Uganda Like This Coffee: Uganda Bugisu Coffee from the Rwenzoris

What’s the deal with Uganda coffee?

I’ve spent the last days in western Uganda, a region I’m visiting for the first time. There’s heaps of coffee coming from this place but honestly it’s never been that interesting to me in the past.

The reason is that the coffee has been very commercial in quality. There is very poor sorting, meaning a lot of defects in the final green coffee product, and all the focus has been on creating volume. It’s a system of coffee collection where it’s difficult to work directly with farmers. All the coffee goes through several layers of middleman and traders. That has been typical “Uganda Bugisu” coffee.

Port bell Kampala
Port Bell transport

It seems almost a bit of a curse that Uganda has been so business friendly, so welcome to the investments of multinational coffee companies. This means they would build large mills and infrastructure that they wouldn’t risk in other countries, but it also means they exert control over the market.

So the whole system is oriented towards their ends, meaning large volumes of commercial coffee at low prices. Never mind the fact that in these regions the coffee plants are good old varieties, and the altitude’s are quite good for specialty coffee, meaning 1400 m and up.

The coffee in the west, traded through the town of Kasese, has always been natural, dry processed. The farmer dries the cherry they pick, and then sells it to local collectors as dried pods, called kiboko,

Drying is inconsistent and actually the coffee usually remains at high moisture when traded, often as high as 17 percent. The collector might sell it again but eventually it ends up with a local huller who converts it to green coffee, still with high moisture and not ready for export. It comes to Kasese town where most of the large players have warehouses for storing and bulking up coffee deliveries.

Collector systems like this, where Coffee is delivered to a central town where the end buyer awaits deliveries, usually don’t benefit the farmer much or produce quality coffee. None of the training needed to ensure quality practices travels from a place like Kasese back to the farmer and their trees.

Yet the various layers of collection are needed because at each level, people want to be paid quickly for their product. Also the Rwenzori mountains are challenging with few roads were small trucks can reach farmer areas. Coffee is generally brought to collection points by the farmer on foot, animal or motorcycle (called Boda Boda here)

Roasted coffee sample from Okoro area
Roasted coffee sample from Okoro area

I’ve been cupping out the results of some new approaches to coffee here. In one case, raised bed naturals that are carefully sorted high standards, a.k.a. all ripe fruit. The coffee is way better than commercial types, yet the humidity and rain is here during drying time shapes the cup profile I believe. It’s not Ethiopian natural.

In other parts of these mountains, new washing stations are opening. These are very promising, with coffee grounds at altitudes of 1800 m and higher. Transportation of these coffees is a bit difficult, and even visiting all these farms on a single trip, as they are many hours away from the central trading towns or Kampala.

Other areas like Paida have promise, and of course the coffees we have seen and places visited before, traded out on Mbale in the east. These are the Mount Elgon coffees like Sipi Falls brand, called Bugisu. Here in the west the naturals are called Drugars. I used to think this was an area or name of a group of people! It’s actually an acronym: DRy UGanda ARabica !

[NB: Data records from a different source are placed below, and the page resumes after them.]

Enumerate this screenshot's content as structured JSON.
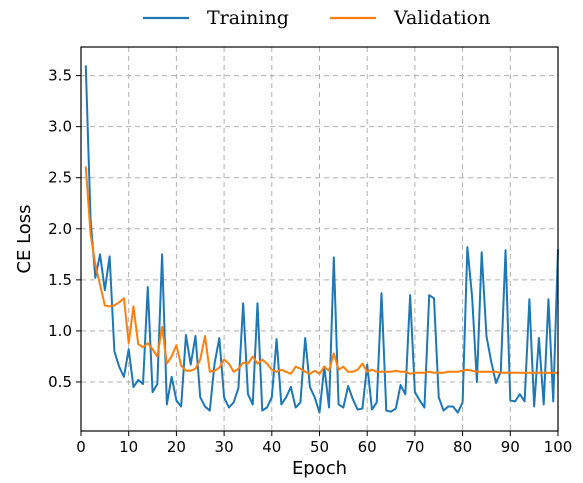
{
  "chart_data": {
    "type": "line",
    "xlabel": "Epoch",
    "ylabel": "CE Loss",
    "xlim": [
      0,
      100
    ],
    "ylim": [
      0.02,
      3.78
    ],
    "xticks": [
      0,
      10,
      20,
      30,
      40,
      50,
      60,
      70,
      80,
      90,
      100
    ],
    "yticks": [
      0.5,
      1.0,
      1.5,
      2.0,
      2.5,
      3.0,
      3.5
    ],
    "grid": true,
    "legend_position": "top-center",
    "series": [
      {
        "name": "Training",
        "color": "#1f77b4",
        "x": [
          1,
          2,
          3,
          4,
          5,
          6,
          7,
          8,
          9,
          10,
          11,
          12,
          13,
          14,
          15,
          16,
          17,
          18,
          19,
          20,
          21,
          22,
          23,
          24,
          25,
          26,
          27,
          28,
          29,
          30,
          31,
          32,
          33,
          34,
          35,
          36,
          37,
          38,
          39,
          40,
          41,
          42,
          43,
          44,
          45,
          46,
          47,
          48,
          49,
          50,
          51,
          52,
          53,
          54,
          55,
          56,
          57,
          58,
          59,
          60,
          61,
          62,
          63,
          64,
          65,
          66,
          67,
          68,
          69,
          70,
          71,
          72,
          73,
          74,
          75,
          76,
          77,
          78,
          79,
          80,
          81,
          82,
          83,
          84,
          85,
          86,
          87,
          88,
          89,
          90,
          91,
          92,
          93,
          94,
          95,
          96,
          97,
          98,
          99,
          100
        ],
        "values": [
          3.6,
          2.1,
          1.52,
          1.75,
          1.4,
          1.73,
          0.8,
          0.65,
          0.55,
          0.82,
          0.45,
          0.52,
          0.48,
          1.43,
          0.4,
          0.48,
          1.75,
          0.28,
          0.55,
          0.32,
          0.26,
          0.96,
          0.67,
          0.95,
          0.35,
          0.26,
          0.22,
          0.68,
          0.93,
          0.35,
          0.25,
          0.3,
          0.44,
          1.27,
          0.38,
          0.28,
          1.27,
          0.22,
          0.25,
          0.35,
          0.92,
          0.28,
          0.35,
          0.45,
          0.25,
          0.3,
          0.93,
          0.45,
          0.35,
          0.2,
          0.65,
          0.25,
          1.72,
          0.28,
          0.25,
          0.46,
          0.33,
          0.23,
          0.24,
          0.67,
          0.23,
          0.3,
          1.37,
          0.22,
          0.21,
          0.24,
          0.47,
          0.38,
          1.35,
          0.4,
          0.32,
          0.25,
          1.35,
          1.32,
          0.35,
          0.22,
          0.26,
          0.26,
          0.2,
          0.3,
          1.82,
          1.33,
          0.5,
          1.77,
          0.95,
          0.7,
          0.49,
          0.6,
          1.79,
          0.32,
          0.31,
          0.38,
          0.31,
          1.31,
          0.26,
          0.93,
          0.28,
          1.31,
          0.31,
          1.8
        ]
      },
      {
        "name": "Validation",
        "color": "#ff7f0e",
        "x": [
          1,
          2,
          3,
          4,
          5,
          6,
          7,
          8,
          9,
          10,
          11,
          12,
          13,
          14,
          15,
          16,
          17,
          18,
          19,
          20,
          21,
          22,
          23,
          24,
          25,
          26,
          27,
          28,
          29,
          30,
          31,
          32,
          33,
          34,
          35,
          36,
          37,
          38,
          39,
          40,
          41,
          42,
          43,
          44,
          45,
          46,
          47,
          48,
          49,
          50,
          51,
          52,
          53,
          54,
          55,
          56,
          57,
          58,
          59,
          60,
          61,
          62,
          63,
          64,
          65,
          66,
          67,
          68,
          69,
          70,
          71,
          72,
          73,
          74,
          75,
          76,
          77,
          78,
          79,
          80,
          81,
          82,
          83,
          84,
          85,
          86,
          87,
          88,
          89,
          90,
          91,
          92,
          93,
          94,
          95,
          96,
          97,
          98,
          99,
          100
        ],
        "values": [
          2.61,
          1.95,
          1.65,
          1.45,
          1.25,
          1.24,
          1.25,
          1.28,
          1.32,
          0.88,
          1.24,
          0.87,
          0.84,
          0.88,
          0.82,
          0.75,
          1.04,
          0.68,
          0.75,
          0.86,
          0.66,
          0.61,
          0.61,
          0.63,
          0.72,
          0.95,
          0.6,
          0.61,
          0.64,
          0.72,
          0.68,
          0.6,
          0.63,
          0.69,
          0.68,
          0.75,
          0.68,
          0.72,
          0.68,
          0.62,
          0.6,
          0.62,
          0.6,
          0.58,
          0.65,
          0.63,
          0.6,
          0.58,
          0.61,
          0.58,
          0.65,
          0.61,
          0.78,
          0.62,
          0.65,
          0.6,
          0.6,
          0.62,
          0.68,
          0.6,
          0.62,
          0.6,
          0.6,
          0.6,
          0.6,
          0.61,
          0.6,
          0.6,
          0.58,
          0.59,
          0.59,
          0.59,
          0.6,
          0.59,
          0.59,
          0.59,
          0.6,
          0.6,
          0.6,
          0.61,
          0.62,
          0.61,
          0.6,
          0.6,
          0.6,
          0.6,
          0.6,
          0.59,
          0.59,
          0.59,
          0.59,
          0.59,
          0.59,
          0.59,
          0.59,
          0.59,
          0.59,
          0.59,
          0.59,
          0.59
        ]
      }
    ]
  }
}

Loading kiboko coffee, which are dried natural pods
Loading kiboko coffee, which are dried natural pods

In the coming weeks I will figure out what the real quality potential is here. Many of the coffee samples I was tasting were too fresh and in some cases roasted poorly in the lab. It’s always better to get samples back home and roast them under familiar conditions.

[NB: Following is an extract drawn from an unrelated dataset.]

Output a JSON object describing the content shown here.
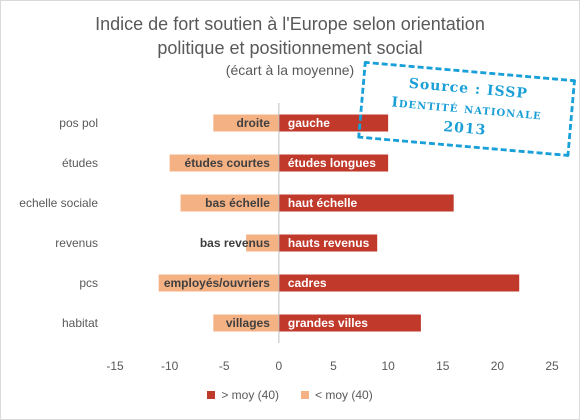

In many ways, I’m reminded of Honduras here. No, there’s nothing Honduran about Uganda! But here is the coffee system tailored to the big volume buyers, with giant Mills that can’t produce separate lots, and little focus historically on exploring the quality potential of the coffee. Yet that potential is real then exists. It’s going to take a change in mindset, and real on the ground investment. It’s going to mean direct contact with farmers, and finding a truly valuable role for the middleman where they increase the value of the coffee quality.

Lupa the soccer dog in Kampala, a formidable defender
Lupa the soccer dog in Kampala, a formidable defender

And it’s going to take buyers who will reward quality with much better prices. I can’t buy a farm and build a mill here. So someone’s going to have to step up and do the groundwork, and gladly I can see that is happening in several places and with varied approaches. Expect better Uganda coffee soon.